Cuando me proponen comer en el Gótico, se me hace un nudo en la garganta. Se me cierra el estómago. El barrio ha ido perdiendo su esencia, se ha turistificado intensamente, y muchos de los bares y restaurantes que han plantado me dicen poco o nada. Ahora bien, cuando oigo el nombre del restaurante Capet la salivación se me dispara automáticamente. En la calle del Cometa, desde unos grandes ventanales por donde se ven turistas pasar en bicicletas de alquiler, pero también la belleza de las calles antiguas del Gótico, Armando Álvarez ejecuta con perfección una carta donde hace brillar el producto con técnica fina y elaboraciones cuidadas. Y, además, lo hace estético.
Restaurante Capet: ejecución brillante y fina
El plato de vieiras con ensalada de patata, ají amarillo y gelatina de cilantro es luz, color y sabor. Los complementos acompañan las vieiras, suculentas y con aquel punto dulce que deja el yodo, sin enmascararlas. Asimismo, el rollito de col, un clásico de la carta, va relleno de careta de cerdo crujiente y golosa, y lleva un toque de mayonesa de Chipotle. Es un bocado contundente en todos los sentidos: textura y gusto me llegan al cerebro con la potencia de un asteroide que atraviesa la atmósfera superior.
El arroz con gamba y plancton todavía llega más allá. Es un arroz de las profundidades abisales. Oscuro, raro y fuerte. Como comer una paella en una fosa Marianna. Tiene todo el sabor del mar y todavía más, gracias a la microalga que salsea todo el plato con un caldo espeso y salobroso.
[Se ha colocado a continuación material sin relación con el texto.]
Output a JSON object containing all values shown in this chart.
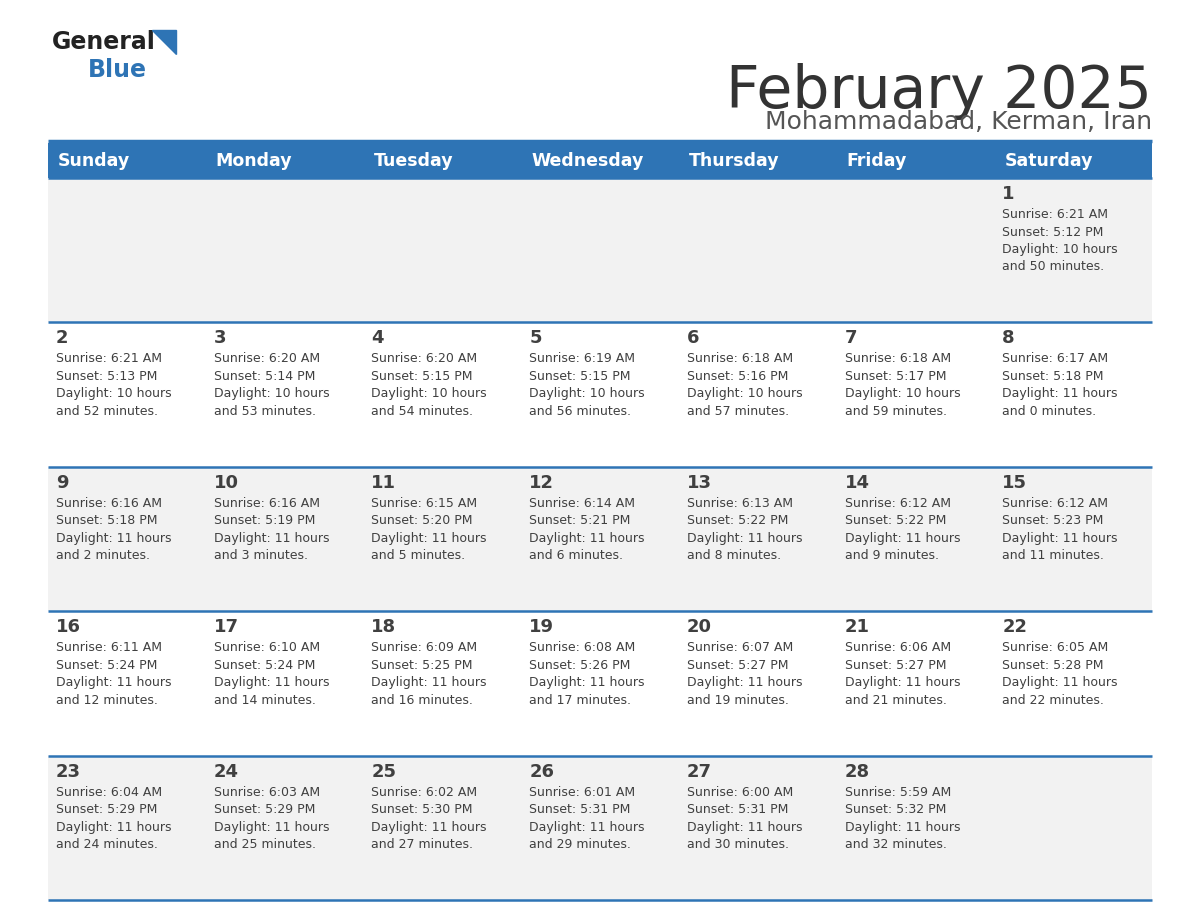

Estábamos en temporada de caza cuando pasé por el Capet a finales de diciembre, y había que comprender como Álvarez la dominaba. El 'tortello' de liebre fue una respuesta más que satisfactoria a esta incógnita, con una salsa del mismo animal, crema de setas y, dando volumen al plato, unas medallas de carpaccio de lomo de liebre que me puso las papilas a dar saltitos. Si tuviera que encontrar un 'pero', minúsculo, diría que la pasta del 'tortello' era demasiado gruesa, pero sé perfectamente cómo cuesta hacerla casi transparente y después trabajarla con una farsa copiosa como la que llevaban.
De postre, fructifica. Y chocolate. Por una parte, piña ligeramente fermentada (esperaba encontrar la pungencia del tepache, pero era dulce) con bizcocho de coco, que no era nada empalagoso, y unas láminas de merengue aéreas como la nube en el cual me encontraba a estas alturas del menú, que regamos con un champán André Clouet, que siempre hace el hecho. El toque de chocolate lo puso los últimos postres, que de hecho era una interpretación de las fresas con nata muy fresca e ideal para coronar la comida: financier de chocolate con helado de fresa y espuma de gin-tonic, una elaboración muy de los 2000 que llegamos a ver en todas partes, incluso dentro del mismo gin-tonic, y que ahora, trabajada en su justa medida, da un contrapunto nostálgico, y deseablemente amargo.
Por todo eso y por el impecable servicio de sala, agradable y atenta en el trato, y por la buena compostura del espacio dentro de este barrio donde casi puedes llegar a sentirte rechazado, Capet es una apuesta segura, tanto dentro del Gótico como en toda la ciudad.